Monday, March 8, 2010

Ann Arbor Symphony Orchestra Visit in March

All students are going to hear a "Star Spangled Music" concert at Hill Auditorium this week. While Elaine's and Anita's classes have moved, sometimes with scarves, to the music's diffent sections, Susan's and Reneta's classes have listened for certain musical motifs within each composer's piece.
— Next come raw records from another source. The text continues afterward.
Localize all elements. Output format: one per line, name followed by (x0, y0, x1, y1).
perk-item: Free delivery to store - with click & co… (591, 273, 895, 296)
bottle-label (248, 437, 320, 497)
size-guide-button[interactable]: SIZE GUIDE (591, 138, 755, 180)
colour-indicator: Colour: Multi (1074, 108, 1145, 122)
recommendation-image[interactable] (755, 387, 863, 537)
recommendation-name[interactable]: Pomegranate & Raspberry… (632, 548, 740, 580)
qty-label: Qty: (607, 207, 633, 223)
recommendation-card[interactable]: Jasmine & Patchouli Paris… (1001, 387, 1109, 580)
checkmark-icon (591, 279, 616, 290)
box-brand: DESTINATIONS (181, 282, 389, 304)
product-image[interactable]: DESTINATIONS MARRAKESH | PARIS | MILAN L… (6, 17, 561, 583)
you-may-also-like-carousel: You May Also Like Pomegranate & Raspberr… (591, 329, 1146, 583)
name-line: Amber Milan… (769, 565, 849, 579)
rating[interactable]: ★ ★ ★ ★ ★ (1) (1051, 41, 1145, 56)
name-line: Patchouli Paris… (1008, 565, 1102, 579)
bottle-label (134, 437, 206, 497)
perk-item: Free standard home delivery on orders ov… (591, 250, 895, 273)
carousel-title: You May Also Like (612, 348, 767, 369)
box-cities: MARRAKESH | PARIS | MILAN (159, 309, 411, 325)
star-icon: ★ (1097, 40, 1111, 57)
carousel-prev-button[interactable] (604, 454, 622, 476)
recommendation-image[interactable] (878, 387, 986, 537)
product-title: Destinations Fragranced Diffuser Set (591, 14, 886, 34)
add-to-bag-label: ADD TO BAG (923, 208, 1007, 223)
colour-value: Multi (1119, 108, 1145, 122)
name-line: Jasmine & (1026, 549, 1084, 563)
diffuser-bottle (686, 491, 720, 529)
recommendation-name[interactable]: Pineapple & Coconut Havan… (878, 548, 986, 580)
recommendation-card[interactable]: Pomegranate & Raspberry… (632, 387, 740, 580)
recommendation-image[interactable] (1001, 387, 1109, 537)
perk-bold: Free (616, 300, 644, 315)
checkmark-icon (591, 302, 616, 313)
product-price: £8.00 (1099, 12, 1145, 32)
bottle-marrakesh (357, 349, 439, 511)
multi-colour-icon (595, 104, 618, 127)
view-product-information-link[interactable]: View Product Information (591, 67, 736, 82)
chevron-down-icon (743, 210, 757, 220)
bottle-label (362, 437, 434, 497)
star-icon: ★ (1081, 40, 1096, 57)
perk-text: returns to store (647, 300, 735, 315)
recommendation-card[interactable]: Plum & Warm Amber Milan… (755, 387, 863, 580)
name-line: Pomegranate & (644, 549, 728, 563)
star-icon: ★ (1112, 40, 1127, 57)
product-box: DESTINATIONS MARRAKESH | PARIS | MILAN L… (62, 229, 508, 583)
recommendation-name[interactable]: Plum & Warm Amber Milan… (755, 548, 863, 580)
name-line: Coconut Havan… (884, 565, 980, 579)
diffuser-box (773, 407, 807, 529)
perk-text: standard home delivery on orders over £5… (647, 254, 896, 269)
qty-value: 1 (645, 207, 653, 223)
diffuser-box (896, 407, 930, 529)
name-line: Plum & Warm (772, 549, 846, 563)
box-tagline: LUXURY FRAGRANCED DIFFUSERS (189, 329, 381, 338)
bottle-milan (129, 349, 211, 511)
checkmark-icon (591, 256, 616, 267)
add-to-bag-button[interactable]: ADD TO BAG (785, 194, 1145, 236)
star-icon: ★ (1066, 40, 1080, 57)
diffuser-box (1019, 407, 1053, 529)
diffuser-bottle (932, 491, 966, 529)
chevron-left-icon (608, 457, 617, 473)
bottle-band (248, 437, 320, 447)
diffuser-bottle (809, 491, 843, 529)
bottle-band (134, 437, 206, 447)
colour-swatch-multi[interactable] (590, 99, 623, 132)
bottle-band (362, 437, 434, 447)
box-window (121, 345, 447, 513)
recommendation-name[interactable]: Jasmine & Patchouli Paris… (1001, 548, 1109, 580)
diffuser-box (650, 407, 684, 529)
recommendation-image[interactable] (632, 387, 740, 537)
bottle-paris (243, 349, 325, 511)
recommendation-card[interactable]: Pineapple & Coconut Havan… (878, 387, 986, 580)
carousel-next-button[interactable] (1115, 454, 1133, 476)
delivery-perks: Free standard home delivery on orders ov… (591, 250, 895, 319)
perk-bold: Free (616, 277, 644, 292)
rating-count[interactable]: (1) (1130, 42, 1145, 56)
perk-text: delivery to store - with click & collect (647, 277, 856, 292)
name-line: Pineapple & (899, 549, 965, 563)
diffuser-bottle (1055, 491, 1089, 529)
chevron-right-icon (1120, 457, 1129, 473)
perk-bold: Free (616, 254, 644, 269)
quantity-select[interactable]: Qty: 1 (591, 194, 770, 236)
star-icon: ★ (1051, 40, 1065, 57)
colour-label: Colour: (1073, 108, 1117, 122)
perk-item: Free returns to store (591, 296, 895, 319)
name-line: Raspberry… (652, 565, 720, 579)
We will hear Dvorak's New World Symphony's second movement. We have played this on soprano recorders in recent weeks.
In addition, John Phillip Sousa's "Stars and Stripes Forever" is on tap. In February, we read a score of a simpler march and played it on our Orff pitched instruments along with non-pitched instruments.
Bernstein's "West Side Story" was sung- Maria, America, and I Feel Pretty (boys, not so much!)have gotten us ready for the symphony's version.
We listened to William Grant Still's Symphony 1, third movement- a bringing together of African-American musical ideas with classical sensibilities. Still was the first African- American composer whose music was played by major orchestras.
Copland's "Fanfare for the Common Man" had us listening for trumpets, low brass and percussion. We talked briefly about WHY he chose these instruments to convey his respect for the common man. The youngest kids marched in, proudly (I hope) believing in the importance of the "common kid".
Ann Arbor's own William Balcom's composition "Seattle Slew" rounds out the program.